FinReporting: An Agentic Workflow for Localized Reporting of Cross-Jurisdiction Financial Disclosures
Fan Zhang, Mingzi Song, Rania Elbadry, Yankai Chen, Shaobo Wang, Yixi Zhou, Xunwen Zheng, Yueru He, Yuyang Dai, Georgi Georgiev, Ayesha Gull, Muhammad Usman Safder, Fan Wu, Liyuan Meng, Fengxian Ji, Junning Zhao, Xueqing Peng, Jimin Huang, Yu Chen, Xue (Steve) Liu, Preslav Nakov

TL;DR
FinReporting introduces an agentic workflow utilizing Large Language Models to improve the accuracy and consistency of cross-jurisdiction financial disclosures by constructing a unified ontology and employing constrained verification.
Contribution
The paper presents a novel system that constructs a canonical ontology and employs LLMs as constrained verifiers for localized cross-jurisdiction financial reporting.
Findings
Improved consistency in financial disclosures across US, Japan, and China.

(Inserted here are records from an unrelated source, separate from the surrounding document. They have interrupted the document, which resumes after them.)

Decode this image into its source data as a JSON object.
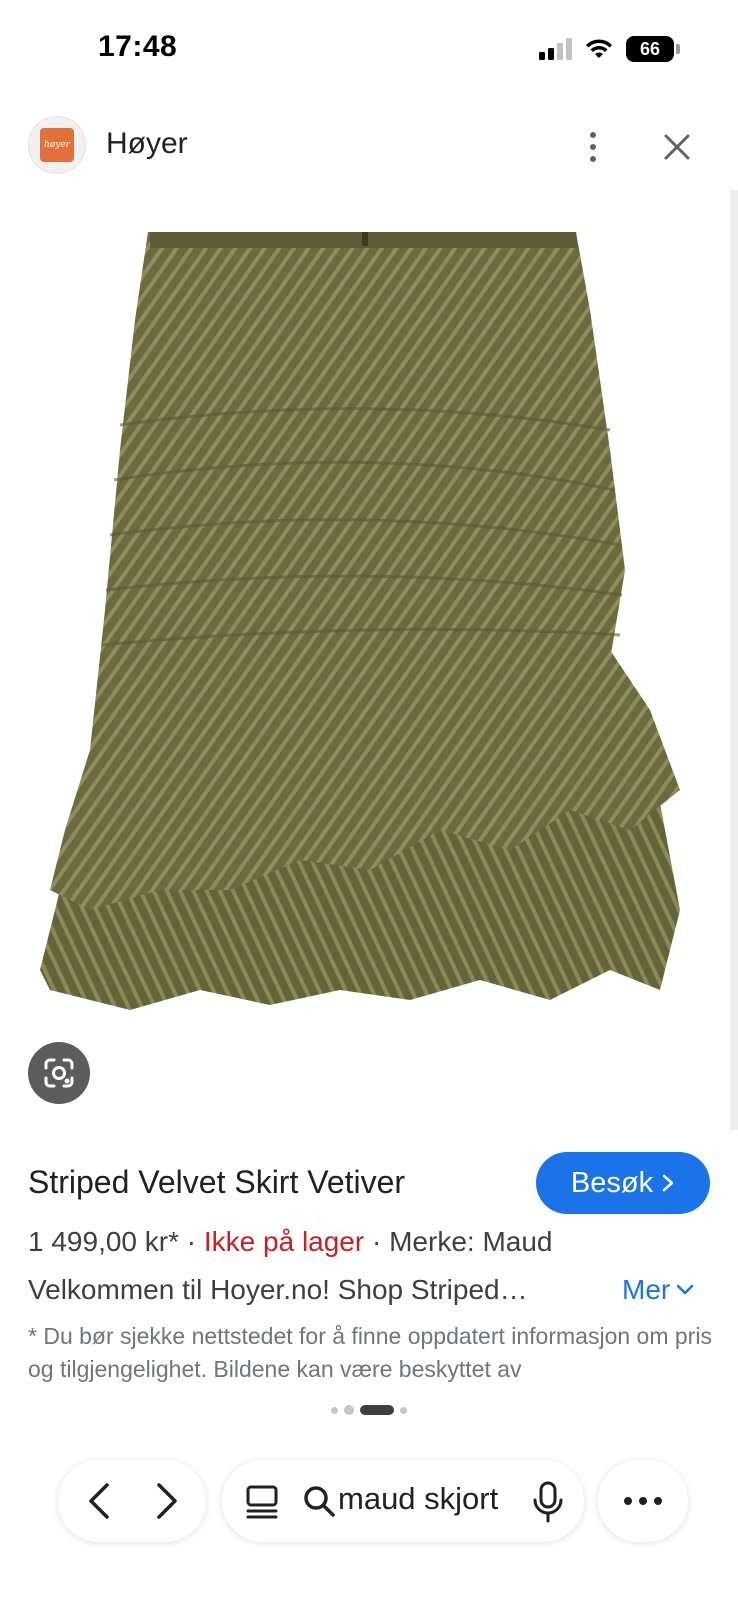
{
  "status_bar": {
    "time": "17:48",
    "battery": "66",
    "icons": [
      "cellular-signal-icon",
      "wifi-icon",
      "battery-icon"
    ]
  },
  "header": {
    "logo_text": "høyer",
    "site_name": "Høyer",
    "icons": [
      "more-vert-icon",
      "close-icon"
    ]
  },
  "image": {
    "subject": "olive striped velvet ruffle mini skirt",
    "lens_icon": "google-lens-icon"
  },
  "product": {
    "title": "Striped Velvet Skirt Vetiver",
    "visit_label": "Besøk",
    "price": "1 499,00 kr*",
    "separator": " · ",
    "stock": "Ikke på lager",
    "brand": "Merke: Maud",
    "description": "Velkommen til Hoyer.no! Shop Striped…",
    "more_label": "Mer",
    "disclaimer": "* Du bør sjekke nettstedet for å finne oppdatert informasjon om pris og tilgjengelighet. Bildene kan være beskyttet av"
  },
  "pager": {
    "count": 4,
    "active_index": 2
  },
  "bottom_bar": {
    "search_query": "maud skjort",
    "icons": [
      "back-arrow-icon",
      "forward-arrow-icon",
      "tabs-icon",
      "search-icon",
      "mic-icon",
      "more-horiz-icon"
    ]
  },
  "colors": {
    "accent": "#1a73e8",
    "stock_out": "#c5221f",
    "skirt_base": "#6b6b3f",
    "brand_orange": "#e2703a"
  }
}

Enhanced reliability of reporting under heterogeneous regimes.
Provides an interactive demo for cross-market financial statement inspection.
Abstract
Financial reporting systems increasingly leverage Large Language Models (LLMs) to extract and summarize corporate disclosures. However, most existing approaches assume a single-market setting and overlook structural differences across jurisdictions. Variations in accounting taxonomies, tagging infrastructures (e.g., XBRL vs.\ PDF), and aggregation conventions introduce substantial challenges for semantic alignment and reliable verification. Here, we aim to bridge this gap. We present FinReporting, an agentic workflow for localized cross-jurisdiction financial reporting. The system constructs a unified canonical ontology spanning the income statement, balance sheet, and cash flow statement, and decomposes reporting into auditable stages, including filing acquisition, extraction, canonical mapping, and anomaly logging. Rather than treating LLMs as free-form generators, FinReporting…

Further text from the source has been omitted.